NASA’s Curiosity rover has been a smashing success since its landing on Mars in 2012. So, it’s no surprise the upcoming Mars 2020 rover will use a very similar design. The team is currently assembling the rover, which is scheduled for a July 2020 launch, and it just got two of its most important components: the Mastcam-Z cameras. These high-definition, zoom-capable cameras will allow NASA to survey the Martian landscape and produce the photos that will no doubt wow everyone back here on Earth.
In the image above, you can see team members re-installing the cover on the remote sensing mast (RSM) after mounting the cameras. The RSM is home to multiple instruments and cameras just like it was on Curiosity — you could think of this as the rover’s “head.” The rover will have a total of 23 cameras when it’s complete.
The large red lens cover is the SuperCam, a system of lasers and spectrometers that can analyze the chemical composition of rocks. It’s an upgraded version of Curiosity’s ChemCam. Directly south of that is one of the rover’s two Mastcam-Z units. The other is partially obscured by support equipment in the foreground. Both Mastcam-Z modules have covers labeled “remove before flight.”
Working together, the two 1600×1200 Mastcam-Z units will be able to take full-color 3D images of the Martian landscape. These cameras share a great deal with Curiosity’s Mastcams including body design, detectors, and firmware. However, they have integrated 3.6:1 optical zoom capability. The Mastcam-Z system has a resolution of 0.8mm per pixel just in front of the rover and 38mm per pixel 100 meters away. NASA expects this to make the team’s driving and sample collection activities much easier than they are with Curiosity.

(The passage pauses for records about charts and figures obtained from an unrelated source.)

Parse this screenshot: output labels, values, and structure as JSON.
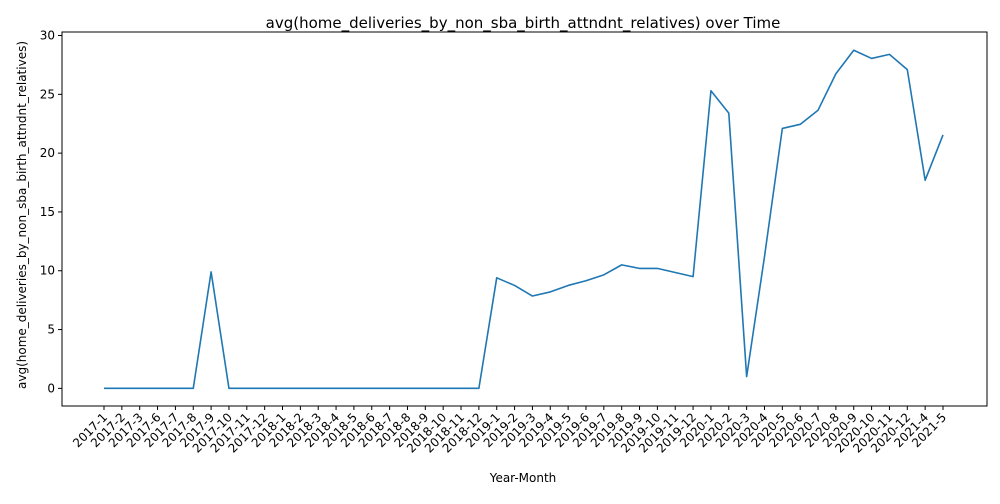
{
  "chart_data": {
    "type": "line",
    "title": "avg(home_deliveries_by_non_sba_birth_attndnt_relatives) over Time",
    "xlabel": "Year-Month",
    "ylabel": "avg(home_deliveries_by_non_sba_birth_attndnt_relatives)",
    "ylim": [
      -1.5,
      30.3
    ],
    "yticks": [
      0,
      5,
      10,
      15,
      20,
      25,
      30
    ],
    "grid": false,
    "line_color": "#1f77b4",
    "categories": [
      "2017-1",
      "2017-2",
      "2017-3",
      "2017-6",
      "2017-7",
      "2017-8",
      "2017-9",
      "2017-10",
      "2017-11",
      "2017-12",
      "2018-1",
      "2018-2",
      "2018-3",
      "2018-4",
      "2018-5",
      "2018-6",
      "2018-7",
      "2018-8",
      "2018-9",
      "2018-10",
      "2018-11",
      "2018-12",
      "2019-1",
      "2019-2",
      "2019-3",
      "2019-4",
      "2019-5",
      "2019-6",
      "2019-7",
      "2019-8",
      "2019-9",
      "2019-10",
      "2019-11",
      "2019-12",
      "2020-1",
      "2020-2",
      "2020-3",
      "2020-4",
      "2020-5",
      "2020-6",
      "2020-7",
      "2020-8",
      "2020-9",
      "2020-10",
      "2020-11",
      "2020-12",
      "2021-4",
      "2021-5"
    ],
    "values": [
      0,
      0,
      0,
      0,
      0,
      0,
      9.9,
      0,
      0,
      0,
      0,
      0,
      0,
      0,
      0,
      0,
      0,
      0,
      0,
      0,
      0,
      0,
      9.4,
      8.75,
      7.85,
      8.2,
      8.75,
      9.15,
      9.65,
      10.5,
      10.2,
      10.2,
      9.85,
      9.5,
      25.3,
      23.4,
      1.0,
      11.2,
      22.1,
      22.45,
      23.65,
      26.75,
      28.75,
      28.05,
      28.4,
      27.1,
      17.7,
      21.55
    ]
  }
}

NASA currently plans for a February 21, 2021 landing on Mars. This rover will be the first spacecraft in the history of planetary exploration that is capable of analyzing and retargeting its landing automatically. It will also deploy the first ever flying vehicle on another planet, the Mars Helicopter Scout. Mars 2020 has an expected mission duration of one Martian year, but if it’s anything like Curiosity, it’ll last much longer. Even after the rover shuts down, it may still be able to contribute to science by storing samples in a special module for later collection by an as-yet-unplanned sample return mission.